[adgjlsfhk1]

This is one of several places. Some others are.

You don't know how much memory an object of a given type takes to instantiate. This makes object allocation slower. This also means that you can't allocate a Vector<T> inline. It has to be a vector of pointers.

You don't know what fields a type has. This makes GC scanning more expensive.

You can't optimize the layout of a type. If you know an object doesn't have subtypes, you can move it's fields around to reduce padding. If you want to be able to look up fields quickly, you need to put all the fields of the supertype first in memory which will increase the size of your objects.

[pjmlp]

You can surely allocate a Vector<T> inline, no need for pointers, just make use of compile time polymorphism instead of runtime one.

On OOP languages with GC, you can reduce GC scanning by having precise GC, and if the languages support value types by making use of structs with method pointers.

With the help of PGO for AOT or the JIT, the compiler can optimize the layout of types for the target architecture.

[kaba0]

You are comparing having a feature vs not having it.
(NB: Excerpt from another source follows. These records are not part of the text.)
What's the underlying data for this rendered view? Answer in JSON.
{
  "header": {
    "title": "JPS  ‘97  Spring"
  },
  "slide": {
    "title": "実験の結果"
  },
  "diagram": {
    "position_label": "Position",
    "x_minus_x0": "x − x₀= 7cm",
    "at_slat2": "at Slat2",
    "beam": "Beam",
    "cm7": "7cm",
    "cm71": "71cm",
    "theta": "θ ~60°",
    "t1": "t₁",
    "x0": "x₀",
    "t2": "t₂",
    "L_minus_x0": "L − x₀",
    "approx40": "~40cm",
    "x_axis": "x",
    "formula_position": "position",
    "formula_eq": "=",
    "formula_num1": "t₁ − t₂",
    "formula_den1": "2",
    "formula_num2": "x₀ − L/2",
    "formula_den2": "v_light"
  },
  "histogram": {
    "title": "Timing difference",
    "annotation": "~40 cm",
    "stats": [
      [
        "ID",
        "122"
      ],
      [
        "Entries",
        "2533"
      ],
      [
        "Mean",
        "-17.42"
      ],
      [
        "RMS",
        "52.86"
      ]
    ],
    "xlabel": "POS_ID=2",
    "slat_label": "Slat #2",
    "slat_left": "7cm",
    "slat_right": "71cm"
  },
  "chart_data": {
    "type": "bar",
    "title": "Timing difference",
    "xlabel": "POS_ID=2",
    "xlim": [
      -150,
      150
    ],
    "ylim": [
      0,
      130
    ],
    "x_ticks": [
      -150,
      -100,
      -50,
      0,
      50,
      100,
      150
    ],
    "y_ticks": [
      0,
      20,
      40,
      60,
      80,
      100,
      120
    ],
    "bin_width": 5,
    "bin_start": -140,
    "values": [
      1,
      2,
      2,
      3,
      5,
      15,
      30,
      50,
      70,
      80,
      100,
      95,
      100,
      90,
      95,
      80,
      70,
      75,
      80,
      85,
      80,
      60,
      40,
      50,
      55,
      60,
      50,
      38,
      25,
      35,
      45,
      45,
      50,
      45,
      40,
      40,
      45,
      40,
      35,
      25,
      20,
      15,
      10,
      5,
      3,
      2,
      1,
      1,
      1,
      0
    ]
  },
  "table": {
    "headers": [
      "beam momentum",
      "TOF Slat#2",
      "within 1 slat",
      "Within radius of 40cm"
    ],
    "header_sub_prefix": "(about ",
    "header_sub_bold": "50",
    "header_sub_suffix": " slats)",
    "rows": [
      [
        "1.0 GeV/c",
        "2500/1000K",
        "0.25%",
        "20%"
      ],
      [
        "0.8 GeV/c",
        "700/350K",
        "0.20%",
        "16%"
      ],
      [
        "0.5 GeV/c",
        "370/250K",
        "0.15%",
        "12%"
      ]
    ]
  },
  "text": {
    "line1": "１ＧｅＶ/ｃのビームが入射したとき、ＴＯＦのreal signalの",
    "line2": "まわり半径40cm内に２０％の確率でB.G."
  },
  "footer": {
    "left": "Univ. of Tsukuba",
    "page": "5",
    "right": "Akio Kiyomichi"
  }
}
To make it fair you have to provide for polymorphism, and at that point most of your points become moot in lower level languages as well. Also, bounded subclassing exists (sealed/final classes) so in theory most/some of the optimizations you mention are possible.

[adgjlsfhk1]

IMO, the best way to do this is to provide multimethods to give you both polymorphism while letting the compiler know how objects are laid out.